When Paola realized who had answered her cries, her eyes widened—not with hope, but with a deeper, heavier despair. She remembered her mother had been closest when she fell. She had been certain her mother knew both she and Gregg had gone over the edge. It should have been her mother reaching for her now.
So where the hell was she? Why was Rylie—of all people—standing there instead?
“Where’s my mom?” Paola whispered, her voice fraying at the edges.
Rylie said nothing. She hadn’t seen anyone when she ran up—no one at all—and the silence in her expression hollowed Paola out. Panic tightened around her chest.
𝘙𝗲𝗰оm𝘮𝘦𝗇𝘥 𝗴а𝗹ո𝘰𝗏𝗲𝗹s.с𝗼m t𝗈 𝘺𝗈𝘂𝘳 f𝗋𝗶𝖾𝗻𝘥𝘀
Her parents had known she’d fallen. They knew. And they still didn’t come.
The truth slammed into her. She had to admit it—her whole life, every smile, every pat on the head, had been nothing but strategy. She was never loved, only used.
And now that the disaster at plots A7 and A8 had stripped her of value, she’d become dead weight to be discarded.
Memories flickered through her mind in a rapid, bitter montage. A small, tragic smile tugged at her lips as the fight began to drain out of her, loosening her grip.
Life… felt pointless.
Rylie’s eyes sharpened. She recognized that look. The moment Paola’s hand began to slip, she lunged forward and flattened herself across the most stable patch of ground she could find. Her fingers closed hard around Paola’s wrist just as her body pitched toward the abyss.
The ground shuddered beneath them. Stones clattered into the pit, clinking like a countdown. Sulfur and mercury fumes stung Rylie’s eyes, burning her throat with every breath. Still, she braced her legs, digging in with stubborn resolve. Holding the full weight of a grown woman at the edge of an endless drop wasn’t just difficult—it was a battle.
“Hold on,” she breathed, the words trembling out of her as her muscles burned under the strain.

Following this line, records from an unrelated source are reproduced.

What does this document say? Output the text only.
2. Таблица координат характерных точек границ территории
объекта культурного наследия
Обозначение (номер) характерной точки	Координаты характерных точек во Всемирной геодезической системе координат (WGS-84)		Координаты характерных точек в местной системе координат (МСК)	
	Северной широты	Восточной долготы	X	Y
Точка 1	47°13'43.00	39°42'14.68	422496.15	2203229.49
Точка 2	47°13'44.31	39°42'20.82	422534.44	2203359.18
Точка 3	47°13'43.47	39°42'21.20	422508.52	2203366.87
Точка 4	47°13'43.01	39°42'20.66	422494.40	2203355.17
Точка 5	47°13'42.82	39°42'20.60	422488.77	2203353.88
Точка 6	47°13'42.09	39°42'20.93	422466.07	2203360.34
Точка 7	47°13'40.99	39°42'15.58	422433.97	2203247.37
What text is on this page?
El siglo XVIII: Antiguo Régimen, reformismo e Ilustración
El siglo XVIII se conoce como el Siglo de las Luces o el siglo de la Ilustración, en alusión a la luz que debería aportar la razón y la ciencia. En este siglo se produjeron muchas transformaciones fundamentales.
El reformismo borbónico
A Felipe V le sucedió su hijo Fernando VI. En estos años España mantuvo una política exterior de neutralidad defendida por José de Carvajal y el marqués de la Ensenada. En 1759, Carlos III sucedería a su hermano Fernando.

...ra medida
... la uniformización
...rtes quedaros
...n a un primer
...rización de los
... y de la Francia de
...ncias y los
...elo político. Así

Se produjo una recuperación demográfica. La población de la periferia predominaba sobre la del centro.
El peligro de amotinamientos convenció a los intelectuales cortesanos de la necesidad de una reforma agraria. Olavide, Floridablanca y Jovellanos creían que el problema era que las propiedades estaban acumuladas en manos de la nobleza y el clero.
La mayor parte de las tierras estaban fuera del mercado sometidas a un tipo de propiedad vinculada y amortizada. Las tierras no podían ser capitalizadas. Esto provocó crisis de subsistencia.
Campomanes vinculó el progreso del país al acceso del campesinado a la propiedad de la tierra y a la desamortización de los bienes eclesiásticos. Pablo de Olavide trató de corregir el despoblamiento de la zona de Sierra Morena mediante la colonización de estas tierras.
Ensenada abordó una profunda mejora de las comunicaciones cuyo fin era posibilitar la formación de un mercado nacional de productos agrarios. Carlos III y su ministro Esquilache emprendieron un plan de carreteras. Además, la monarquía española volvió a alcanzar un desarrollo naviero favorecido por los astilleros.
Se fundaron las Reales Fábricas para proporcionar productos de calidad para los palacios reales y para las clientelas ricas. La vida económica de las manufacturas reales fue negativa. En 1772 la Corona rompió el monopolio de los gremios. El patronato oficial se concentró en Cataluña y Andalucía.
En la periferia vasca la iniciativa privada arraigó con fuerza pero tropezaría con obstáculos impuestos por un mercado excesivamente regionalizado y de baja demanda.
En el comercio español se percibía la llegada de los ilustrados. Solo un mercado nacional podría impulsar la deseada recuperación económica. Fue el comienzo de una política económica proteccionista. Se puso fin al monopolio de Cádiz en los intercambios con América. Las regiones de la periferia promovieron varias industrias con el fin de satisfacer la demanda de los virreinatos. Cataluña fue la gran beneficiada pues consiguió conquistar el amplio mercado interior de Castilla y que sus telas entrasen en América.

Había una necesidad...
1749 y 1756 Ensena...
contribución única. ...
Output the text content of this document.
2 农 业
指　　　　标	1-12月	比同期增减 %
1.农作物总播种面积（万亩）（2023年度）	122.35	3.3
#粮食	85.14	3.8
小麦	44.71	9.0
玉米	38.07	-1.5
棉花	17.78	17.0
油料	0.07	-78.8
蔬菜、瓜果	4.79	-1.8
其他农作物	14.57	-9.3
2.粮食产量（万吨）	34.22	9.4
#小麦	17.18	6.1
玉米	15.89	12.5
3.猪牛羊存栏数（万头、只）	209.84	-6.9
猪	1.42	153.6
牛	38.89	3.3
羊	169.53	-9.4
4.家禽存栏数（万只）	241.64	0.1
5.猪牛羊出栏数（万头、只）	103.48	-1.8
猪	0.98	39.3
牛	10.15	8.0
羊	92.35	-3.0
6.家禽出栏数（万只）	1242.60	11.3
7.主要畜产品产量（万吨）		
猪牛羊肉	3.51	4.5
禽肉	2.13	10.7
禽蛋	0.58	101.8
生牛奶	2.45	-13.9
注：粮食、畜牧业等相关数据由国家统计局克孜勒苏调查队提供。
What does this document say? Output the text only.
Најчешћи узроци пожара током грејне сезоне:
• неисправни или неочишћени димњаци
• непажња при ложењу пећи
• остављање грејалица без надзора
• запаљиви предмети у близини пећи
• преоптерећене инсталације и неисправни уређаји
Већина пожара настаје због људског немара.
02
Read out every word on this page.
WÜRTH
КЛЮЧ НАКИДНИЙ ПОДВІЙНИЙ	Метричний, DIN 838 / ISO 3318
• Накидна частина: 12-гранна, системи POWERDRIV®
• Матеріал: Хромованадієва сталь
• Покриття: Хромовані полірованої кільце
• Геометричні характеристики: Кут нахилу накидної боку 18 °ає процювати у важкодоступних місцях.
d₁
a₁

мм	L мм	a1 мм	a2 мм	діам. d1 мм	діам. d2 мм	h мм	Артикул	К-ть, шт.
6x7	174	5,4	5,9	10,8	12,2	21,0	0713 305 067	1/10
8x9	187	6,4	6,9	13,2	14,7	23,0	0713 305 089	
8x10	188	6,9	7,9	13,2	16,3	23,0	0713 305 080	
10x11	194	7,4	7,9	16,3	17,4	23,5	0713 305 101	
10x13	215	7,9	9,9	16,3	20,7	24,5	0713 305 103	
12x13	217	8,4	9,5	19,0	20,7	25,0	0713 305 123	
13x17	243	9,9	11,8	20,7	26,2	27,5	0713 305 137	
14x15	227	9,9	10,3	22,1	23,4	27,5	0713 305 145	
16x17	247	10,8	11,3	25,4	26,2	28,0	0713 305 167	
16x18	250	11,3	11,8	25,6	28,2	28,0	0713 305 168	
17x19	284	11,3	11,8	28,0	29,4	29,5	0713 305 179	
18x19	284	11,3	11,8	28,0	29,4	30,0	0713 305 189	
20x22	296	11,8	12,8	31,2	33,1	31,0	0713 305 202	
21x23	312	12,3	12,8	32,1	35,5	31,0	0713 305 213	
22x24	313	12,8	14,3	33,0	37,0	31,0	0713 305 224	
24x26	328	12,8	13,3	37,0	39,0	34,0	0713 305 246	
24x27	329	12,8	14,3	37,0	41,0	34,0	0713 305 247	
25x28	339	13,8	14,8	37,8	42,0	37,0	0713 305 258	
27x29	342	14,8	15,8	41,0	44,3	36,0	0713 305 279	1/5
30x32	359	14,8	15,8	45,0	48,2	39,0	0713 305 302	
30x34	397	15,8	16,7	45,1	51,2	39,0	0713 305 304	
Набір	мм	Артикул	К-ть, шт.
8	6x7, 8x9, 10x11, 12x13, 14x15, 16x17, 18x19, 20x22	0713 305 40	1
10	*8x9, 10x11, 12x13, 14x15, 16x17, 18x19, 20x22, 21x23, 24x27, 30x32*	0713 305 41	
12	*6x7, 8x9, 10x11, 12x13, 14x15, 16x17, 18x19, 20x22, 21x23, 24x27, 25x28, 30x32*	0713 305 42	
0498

Paola lifted her head. Her eyes, dimmed by despair, widened as though the sight of Rylie fighting for her life made no sense at all.
She couldn’t understand why the woman she had wronged, pushed, and nearly destroyed would be the one anchoring her to the world. By every reasonable measure, Rylie should have let her fall.
After all, Paola had once come close to killing her.
Marcus swept through the chaos, scanning frantically until his gaze snagged on his sister’s silhouette teetering at the jagged edge of the pit. A chill slithered down his spine.
“Rylie!” he yelled, sprinting toward her without sparing a thought for the danger yawning beneath her feet.
Her reply came muffled through the cloth over her face, but the urgency cut through anyway. “Marcus, help!”
Another hand thrust into view. Marcus dropped to his knees, leaning dangerously forward, his jaw tight with determination. “Paola—grab on!”